In a 120-page opinion, U.S. District Judge Colleen Kollar-Kotelly blocked the Trump administration from requiring proof of citizenship to register to vote and ordering that election officials “assess” the citizenship of anyone who receives public assistance before allowing them to register. She also barred the Election Assistance Commission from withholding federal funding from states that did not comply with the order.
“Our Constitution entrusts Congress and the States—not the President—with the authority to regulate federal elections,” she wrote. “No statutory delegation of authority to the Executive Branch permits the President to short-circuit Congress’s deliberative process by executive order.”

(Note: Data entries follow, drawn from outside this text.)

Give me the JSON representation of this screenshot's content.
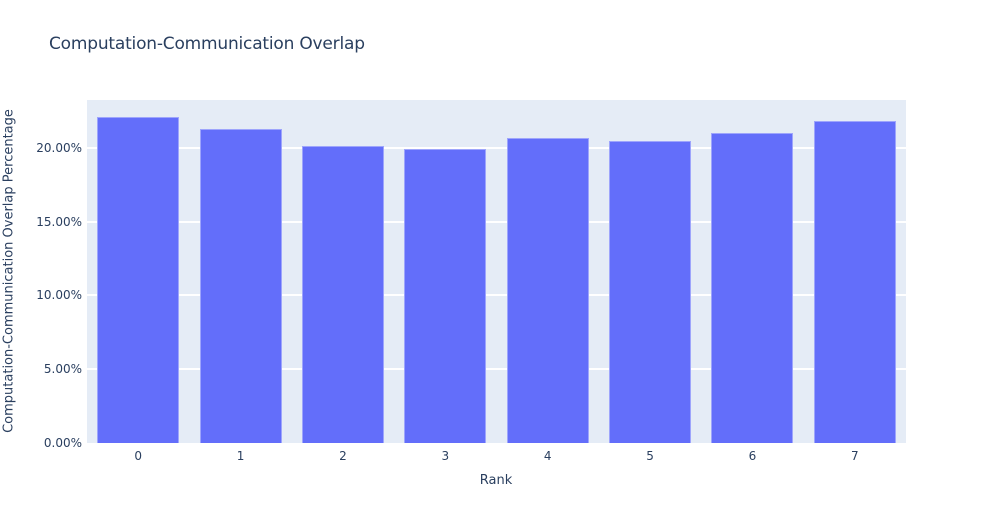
{
  "chart_data": {
    "type": "bar",
    "title": "Computation-Communication Overlap",
    "xlabel": "Rank",
    "ylabel": "Computation-Communication Overlap Percentage",
    "categories": [
      "0",
      "1",
      "2",
      "3",
      "4",
      "5",
      "6",
      "7"
    ],
    "values": [
      22.1,
      21.3,
      20.1,
      19.9,
      20.7,
      20.5,
      21.0,
      21.8
    ],
    "value_unit": "%",
    "ylim": [
      0,
      23.25
    ],
    "yticks": {
      "values": [
        0,
        5,
        10,
        15,
        20
      ],
      "labels": [
        "0.00%",
        "5.00%",
        "10.00%",
        "15.00%",
        "20.00%"
      ]
    },
    "grid": true,
    "legend_position": "none",
    "bar_gap_fraction": 0.2,
    "colors": {
      "bar_fill": "#636efa",
      "plot_background": "#e5ecf6",
      "gridline": "#ffffff",
      "text": "#2a3f5f",
      "page_background": "#ffffff"
    }
  }
}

After Trump issued an executive order last month “preserving and protecting the integrity of American elections,” three separate lawsuits were filed in the D.C. federal court to challenge the policy, including lawsuits filed by the Democratic National Committee (with New York Sen. Charles Schumer and Rep. Hakeem Jeffries), the League of United Latin American Citizens and National Association for the Advancement of Colored People.
“These consolidated cases are about the separation of powers,” Judge Kollar-Kotelly wrote.
She concluded that Trump’s unilateral effort to reshape elections exceeds his own authority, noting that the Department of Justice “offered almost no defense of the President’s order.”
If Trump wishes to reform election processes, she wrote, Congress would be the appropriate branch to do so, adding Congress is “currently debating legislation that would effect many of the changes the President purports to order.”